After taking iron pills consistently for his anemia, his college career took off. Running track and field and cross country wasn’t his first choice in sports. He originally wanted to be a baseball player, but failed to make the baseball team. In high school, that tends to be pretty common — many of my friends who ran cross country originally failed to make the soccer or basketball team. And when running didn’t work out, Gill turned to stocks, which is working out really well for him right now.
Like running isn’t overnight success and improvement, the GameStop surge wasn’t overnight success either — he purchased $53,000 in the stock in mid-2019, and attracted little attention. Last year, Gill posted several YouTube videos, TikTok videos, and tweets about a possible GameStop short squeeze. In December, he posted memes and tweets with just “$GME” as his caption every day.
On August 21, 2020, the Roaring Kitty channel posted a video titled: “The Big Short SQUEEZE from $5 to $50? Could GameStop stock (GME) explode higher?? Value investing!” His profile is full of educational investing videos, and the plan was to spite hedge funds who bet the GameStop stock would fail. So the short squeeze was a plan in the making for a long time, much like his running career and fitness.
Gill would also build a big online presence in running forums online. He posted frequently on Dyestat, a running message board. A former DyeStat editor remembered Gill as “Wizard,” gaining a reputation for being an online troublemaker.
“He was mischievous, and I’m pretty sure I banned him a few times, but he was clever,” the editor said. “He wasn’t just some dumb kid posting obscene, vulgar stuff. You could tell there was intelligence behind what he was doing.”

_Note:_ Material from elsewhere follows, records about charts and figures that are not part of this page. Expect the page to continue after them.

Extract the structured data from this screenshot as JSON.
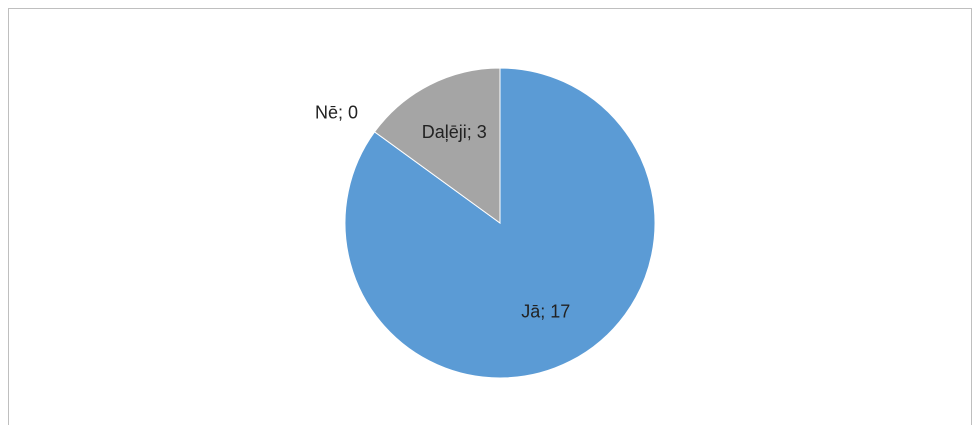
{
  "chart_data": {
    "type": "pie",
    "values": [
      17,
      0,
      3
    ],
    "value_labels": [
      "Jā; 17",
      "Nē; 0",
      "Daļēji; 3"
    ],
    "colors": [
      "#5b9bd5",
      "#ed7d31",
      "#a5a5a5"
    ]
  }
}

It seems like his online presence in the running community brought Gill substantial notoriety. One poster on a 2008 forum on LetsRun said Gill has “penis envy for the state of Connecticut” and didn’t attend the University of Connecticut because he may not have gotten in.
“[Stonehill] will be much relieved when the elder Gill graduates — or fails to do so but leaves nonetheless,” the post says.

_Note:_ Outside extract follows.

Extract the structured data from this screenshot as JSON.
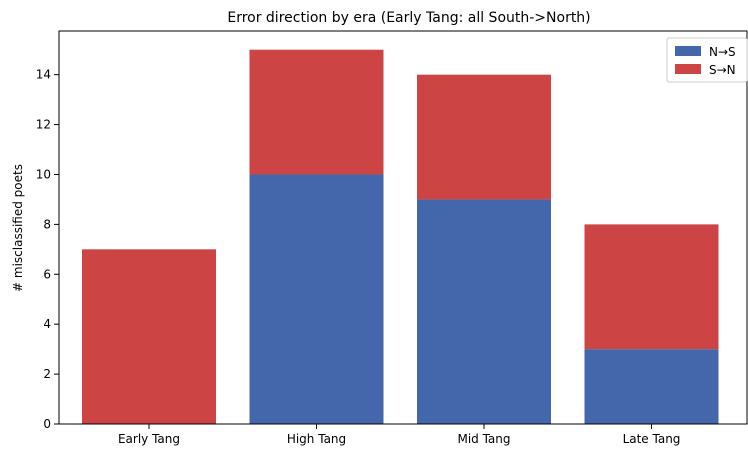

Most people called Gill “Wizard.” Another poster suggests Gill faked his injury and calls it “convenient” given its timing. In a very grammatically poor post ridiculing Gill, “cawky tease” said:
“that loser keith gill needs to stop getting rub and tugs by little dyestat kids. maybe if they stop his ego will deflate and he will run again. ps victor gras crushed you, does it hurt?
Victor Gras was a runner Gill raced against in high school, according to DyeStat archives. Today on LetsRun, the profile and narrative around Gill are very different, with some posters worrying he could get in trouble with an SEC investigation given the media coverage, and others remembering him as a very legit runner. LetsRun is trying to get Gill to do a podcast interview for Gill to talk more about his running career, which I’ll be very interested in seeing.
As of now, Gill no longer runs, and I’m sure he has his hands full as the father of a 2-year-old during a pandemic. Gill doesn’t run anymore. Now that he’s a very rich man, Gill wants to fulfill a dream of giving back to the sport: he wants to build an indoor track in Brockton, Massachusetts. In stocks, like in running, Keith Gill is using his gift of extreme hyperfocus, to change the world in a way he probably never imagined.